From January to December 2013, total existing home sales rose to 5.09 million, up 9.1 percent from 2012. Sales haven’t hit that level since 2006, at the end of the ready-to-pop housing bubble.
“Existing-home sales have risen nearly 20 percent since 2011, with job growth, record low mortgage interest rates and a large pent-up demand driving the market,” said Lawrence Yun, NAR chief economist in a statement. “We lost some momentum toward the end of 2013 from disappointing job growth and limited inventory, but we ended with a year that was close to normal given the size of our population.”

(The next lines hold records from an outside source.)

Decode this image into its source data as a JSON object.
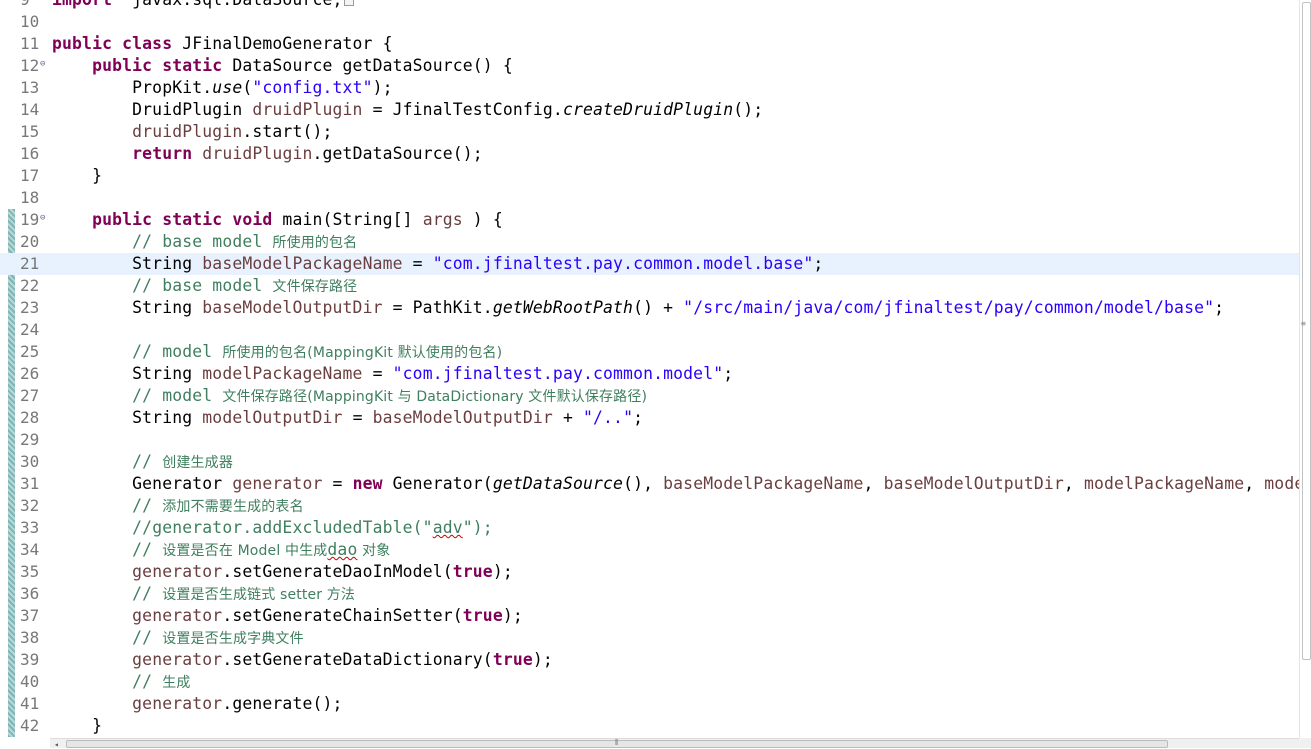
{
  "editor": {
    "lines": [
      {
        "num": "9",
        "fold": "⊕",
        "tokens": [
          [
            "kw",
            "import"
          ],
          [
            "",
            "  javax.sql.DataSource;"
          ],
          [
            "box",
            ""
          ]
        ]
      },
      {
        "num": "10",
        "tokens": []
      },
      {
        "num": "11",
        "tokens": [
          [
            "kw",
            "public class"
          ],
          [
            "",
            " JFinalDemoGenerator {"
          ]
        ]
      },
      {
        "num": "12",
        "fold": "⊖",
        "tokens": [
          [
            "",
            "    "
          ],
          [
            "kw",
            "public static"
          ],
          [
            "",
            " DataSource getDataSource() {"
          ]
        ]
      },
      {
        "num": "13",
        "tokens": [
          [
            "",
            "        PropKit."
          ],
          [
            "it",
            "use"
          ],
          [
            "",
            "("
          ],
          [
            "str",
            "\"config.txt\""
          ],
          [
            "",
            ");"
          ]
        ]
      },
      {
        "num": "14",
        "tokens": [
          [
            "",
            "        DruidPlugin "
          ],
          [
            "var",
            "druidPlugin"
          ],
          [
            "",
            " = JfinalTestConfig."
          ],
          [
            "it",
            "createDruidPlugin"
          ],
          [
            "",
            "();"
          ]
        ]
      },
      {
        "num": "15",
        "tokens": [
          [
            "",
            "        "
          ],
          [
            "var",
            "druidPlugin"
          ],
          [
            "",
            ".start();"
          ]
        ]
      },
      {
        "num": "16",
        "tokens": [
          [
            "",
            "        "
          ],
          [
            "kw",
            "return"
          ],
          [
            "",
            " "
          ],
          [
            "var",
            "druidPlugin"
          ],
          [
            "",
            ".getDataSource();"
          ]
        ]
      },
      {
        "num": "17",
        "tokens": [
          [
            "",
            "    }"
          ]
        ]
      },
      {
        "num": "18",
        "tokens": []
      },
      {
        "num": "19",
        "fold": "⊖",
        "tokens": [
          [
            "",
            "    "
          ],
          [
            "kw",
            "public static void"
          ],
          [
            "",
            " main(String[] "
          ],
          [
            "var",
            "args"
          ],
          [
            "",
            " ) {"
          ]
        ]
      },
      {
        "num": "20",
        "tokens": [
          [
            "",
            "        "
          ],
          [
            "cm",
            "// base model "
          ],
          [
            "cmcn",
            "所使用的包名"
          ]
        ]
      },
      {
        "num": "21",
        "current": true,
        "tokens": [
          [
            "",
            "        String "
          ],
          [
            "var",
            "baseModelPackageName"
          ],
          [
            "",
            " = "
          ],
          [
            "str",
            "\"com.jfinaltest.pay.common.model.base\""
          ],
          [
            "",
            ";"
          ]
        ]
      },
      {
        "num": "22",
        "tokens": [
          [
            "",
            "        "
          ],
          [
            "cm",
            "// base model "
          ],
          [
            "cmcn",
            "文件保存路径"
          ]
        ]
      },
      {
        "num": "23",
        "tokens": [
          [
            "",
            "        String "
          ],
          [
            "var",
            "baseModelOutputDir"
          ],
          [
            "",
            " = PathKit."
          ],
          [
            "it",
            "getWebRootPath"
          ],
          [
            "",
            "() + "
          ],
          [
            "str",
            "\"/src/main/java/com/jfinaltest/pay/common/model/base\""
          ],
          [
            "",
            ";"
          ]
        ]
      },
      {
        "num": "24",
        "tokens": []
      },
      {
        "num": "25",
        "tokens": [
          [
            "",
            "        "
          ],
          [
            "cm",
            "// model "
          ],
          [
            "cmcn",
            "所使用的包名(MappingKit 默认使用的包名)"
          ]
        ]
      },
      {
        "num": "26",
        "tokens": [
          [
            "",
            "        String "
          ],
          [
            "var",
            "modelPackageName"
          ],
          [
            "",
            " = "
          ],
          [
            "str",
            "\"com.jfinaltest.pay.common.model\""
          ],
          [
            "",
            ";"
          ]
        ]
      },
      {
        "num": "27",
        "tokens": [
          [
            "",
            "        "
          ],
          [
            "cm",
            "// model "
          ],
          [
            "cmcn",
            "文件保存路径(MappingKit 与 DataDictionary 文件默认保存路径)"
          ]
        ]
      },
      {
        "num": "28",
        "tokens": [
          [
            "",
            "        String "
          ],
          [
            "var",
            "modelOutputDir"
          ],
          [
            "",
            " = "
          ],
          [
            "var",
            "baseModelOutputDir"
          ],
          [
            "",
            " + "
          ],
          [
            "str",
            "\"/..\""
          ],
          [
            "",
            ";"
          ]
        ]
      },
      {
        "num": "29",
        "tokens": []
      },
      {
        "num": "30",
        "tokens": [
          [
            "",
            "        "
          ],
          [
            "cm",
            "// "
          ],
          [
            "cmcn",
            "创建生成器"
          ]
        ]
      },
      {
        "num": "31",
        "tokens": [
          [
            "",
            "        Generator "
          ],
          [
            "var",
            "generator"
          ],
          [
            "",
            " = "
          ],
          [
            "kw",
            "new"
          ],
          [
            "",
            " Generator("
          ],
          [
            "it",
            "getDataSource"
          ],
          [
            "",
            "(), "
          ],
          [
            "var",
            "baseModelPackageName"
          ],
          [
            "",
            ", "
          ],
          [
            "var",
            "baseModelOutputDir"
          ],
          [
            "",
            ", "
          ],
          [
            "var",
            "modelPackageName"
          ],
          [
            "",
            ", "
          ],
          [
            "var",
            "mode"
          ]
        ]
      },
      {
        "num": "32",
        "tokens": [
          [
            "",
            "        "
          ],
          [
            "cm",
            "// "
          ],
          [
            "cmcn",
            "添加不需要生成的表名"
          ]
        ]
      },
      {
        "num": "33",
        "tokens": [
          [
            "",
            "        "
          ],
          [
            "cm",
            "//generator.addExcludedTable(\""
          ],
          [
            "cmsq",
            "adv"
          ],
          [
            "cm",
            "\");"
          ]
        ]
      },
      {
        "num": "34",
        "tokens": [
          [
            "",
            "        "
          ],
          [
            "cm",
            "// "
          ],
          [
            "cmcn",
            "设置是否在 Model 中生成"
          ],
          [
            "cmsq",
            "dao"
          ],
          [
            "cmcn",
            " 对象"
          ]
        ]
      },
      {
        "num": "35",
        "tokens": [
          [
            "",
            "        "
          ],
          [
            "var",
            "generator"
          ],
          [
            "",
            ".setGenerateDaoInModel("
          ],
          [
            "kw",
            "true"
          ],
          [
            "",
            ");"
          ]
        ]
      },
      {
        "num": "36",
        "tokens": [
          [
            "",
            "        "
          ],
          [
            "cm",
            "// "
          ],
          [
            "cmcn",
            "设置是否生成链式 setter 方法"
          ]
        ]
      },
      {
        "num": "37",
        "tokens": [
          [
            "",
            "        "
          ],
          [
            "var",
            "generator"
          ],
          [
            "",
            ".setGenerateChainSetter("
          ],
          [
            "kw",
            "true"
          ],
          [
            "",
            ");"
          ]
        ]
      },
      {
        "num": "38",
        "tokens": [
          [
            "",
            "        "
          ],
          [
            "cm",
            "// "
          ],
          [
            "cmcn",
            "设置是否生成字典文件"
          ]
        ]
      },
      {
        "num": "39",
        "tokens": [
          [
            "",
            "        "
          ],
          [
            "var",
            "generator"
          ],
          [
            "",
            ".setGenerateDataDictionary("
          ],
          [
            "kw",
            "true"
          ],
          [
            "",
            ");"
          ]
        ]
      },
      {
        "num": "40",
        "tokens": [
          [
            "",
            "        "
          ],
          [
            "cm",
            "// "
          ],
          [
            "cmcn",
            "生成"
          ]
        ]
      },
      {
        "num": "41",
        "tokens": [
          [
            "",
            "        "
          ],
          [
            "var",
            "generator"
          ],
          [
            "",
            ".generate();"
          ]
        ]
      },
      {
        "num": "42",
        "tokens": [
          [
            "",
            "    }"
          ]
        ]
      }
    ]
  },
  "colors": {
    "keyword": "#7f0055",
    "string": "#2a00ff",
    "comment": "#3f7f5f",
    "variable": "#6a3e3e",
    "current_line": "#e8f2fe"
  }
}
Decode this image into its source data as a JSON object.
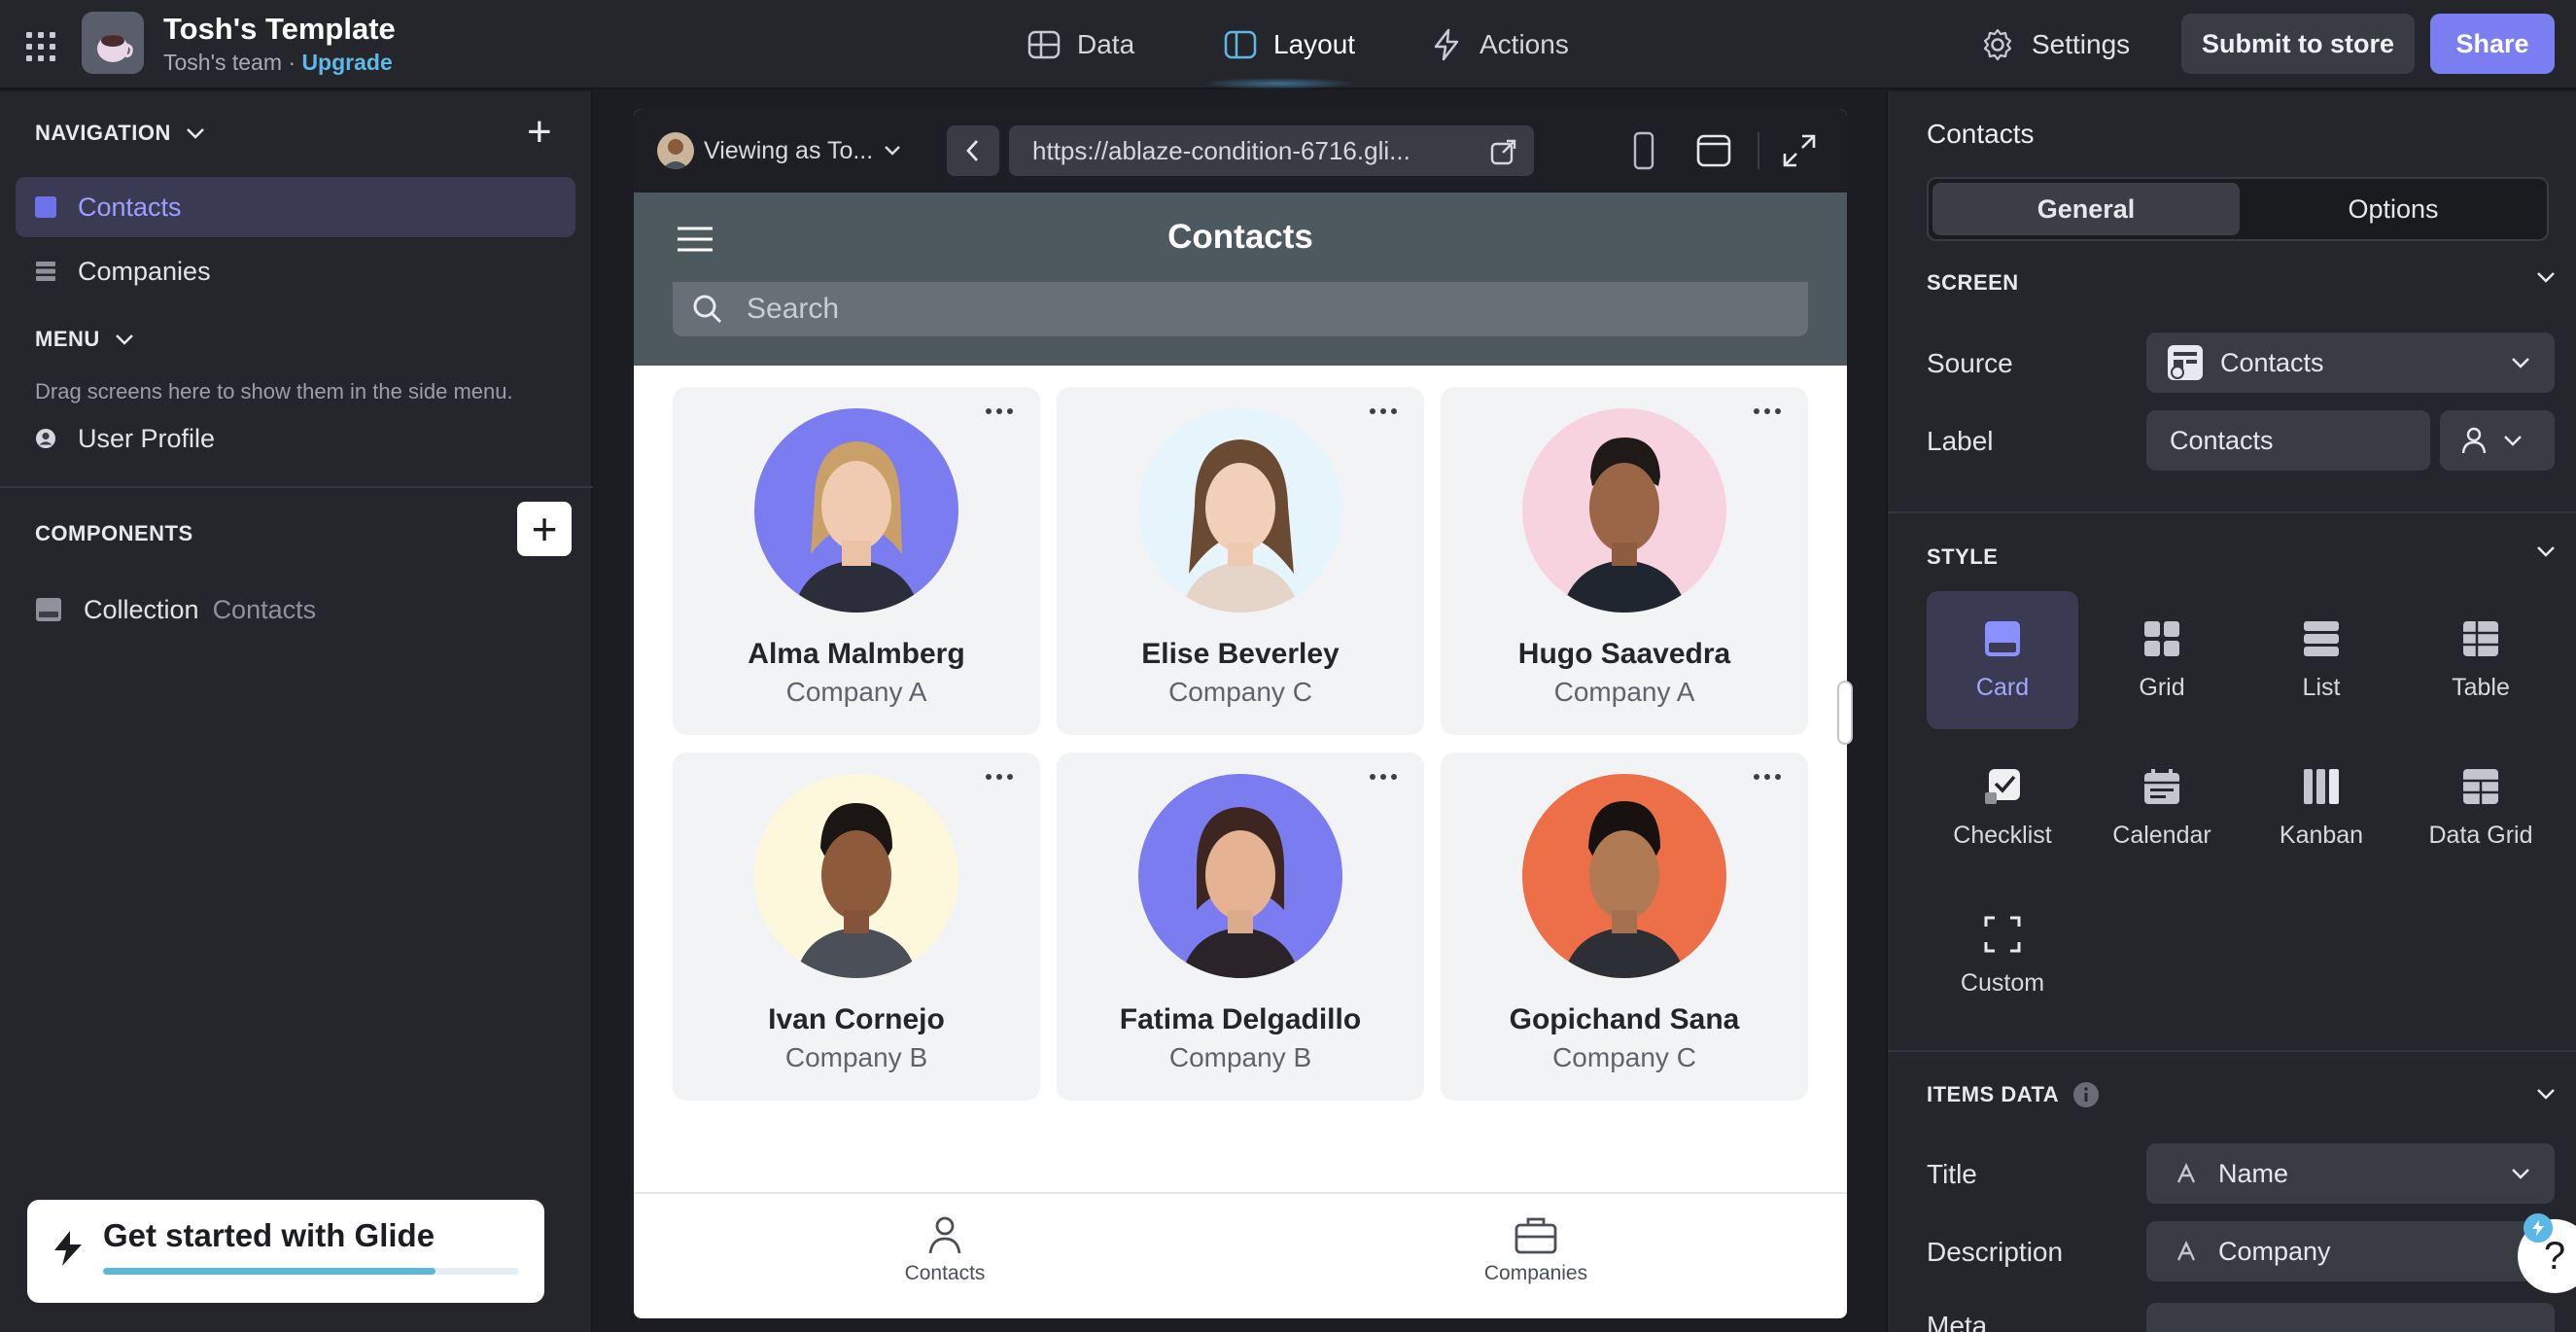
{
  "app": {
    "title": "Tosh's Template",
    "team": "Tosh's team · ",
    "upgrade": "Upgrade"
  },
  "topnav": {
    "data": "Data",
    "layout": "Layout",
    "actions": "Actions",
    "settings": "Settings",
    "submit": "Submit to store",
    "share": "Share"
  },
  "sidebar": {
    "navigation_header": "NAVIGATION",
    "nav_items": [
      "Contacts",
      "Companies"
    ],
    "menu_header": "MENU",
    "menu_hint": "Drag screens here to show them in the side menu.",
    "menu_items": [
      "User Profile"
    ],
    "components_header": "COMPONENTS",
    "component": {
      "name": "Collection",
      "source": "Contacts"
    },
    "get_started": "Get started with Glide",
    "get_started_progress": 0.8
  },
  "preview": {
    "viewing_as": "Viewing as To...",
    "url": "https://ablaze-condition-6716.gli...",
    "screen_title": "Contacts",
    "search_placeholder": "Search",
    "contacts": [
      {
        "name": "Alma Malmberg",
        "company": "Company A",
        "bg": "#7b7cf0"
      },
      {
        "name": "Elise Beverley",
        "company": "Company C",
        "bg": "#e6f4fb"
      },
      {
        "name": "Hugo Saavedra",
        "company": "Company A",
        "bg": "#f7d3df"
      },
      {
        "name": "Ivan Cornejo",
        "company": "Company B",
        "bg": "#fdf8dc"
      },
      {
        "name": "Fatima Delgadillo",
        "company": "Company B",
        "bg": "#7b7cf0"
      },
      {
        "name": "Gopichand Sana",
        "company": "Company C",
        "bg": "#ec6f48"
      }
    ],
    "tabs": [
      "Contacts",
      "Companies"
    ]
  },
  "panel": {
    "title": "Contacts",
    "tabs": [
      "General",
      "Options"
    ],
    "screen_header": "SCREEN",
    "source_label": "Source",
    "source_value": "Contacts",
    "label_label": "Label",
    "label_value": "Contacts",
    "style_header": "STYLE",
    "styles": [
      "Card",
      "Grid",
      "List",
      "Table",
      "Checklist",
      "Calendar",
      "Kanban",
      "Data Grid",
      "Custom"
    ],
    "items_header": "ITEMS DATA",
    "title_label": "Title",
    "title_value": "Name",
    "description_label": "Description",
    "description_value": "Company",
    "meta_label": "Meta"
  },
  "colors": {
    "accent": "#7a7ef0",
    "active_text": "#9aa0ff",
    "app_header": "#4d585f",
    "link": "#5fb8e6"
  }
}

Yun was referring to the three straight months of declining sales in the fall and the gentle reversal in December. During the last month of 2013, sales rose 1.0 percent to a seasonally adjusted annual rate of 4.87 million, up from November’s 4.82 million. That pace was still down slightly, however, from the year before when sales reached an annual level of 4.90 million.
Existing home prices made strong gains in both December and the whole of 2013. In December, the median home price grew to $198,000, up from $195,500 in November and up 9.9 percent from the previous year. For the entire year, the median price rose to $197,100, an 11.5 percent jump from 2012.
Price and sales growth in December were even more impressive considering how much long-term mortgage interest rates spiked during the month. The average rate on a 30-year fixed rate home loan increased to 4.46 percent in December, up from 4.26 percent the month before.
Reductions in inventory are pushing Americans to buy at higher prices even with higher rates. In December, total existing home inventory dropped 9.3 percent to 1.86 million units, representing only a 4.6-month supply. With such a limited supply, prices will continue to rise until the market provides more properties for the current demand.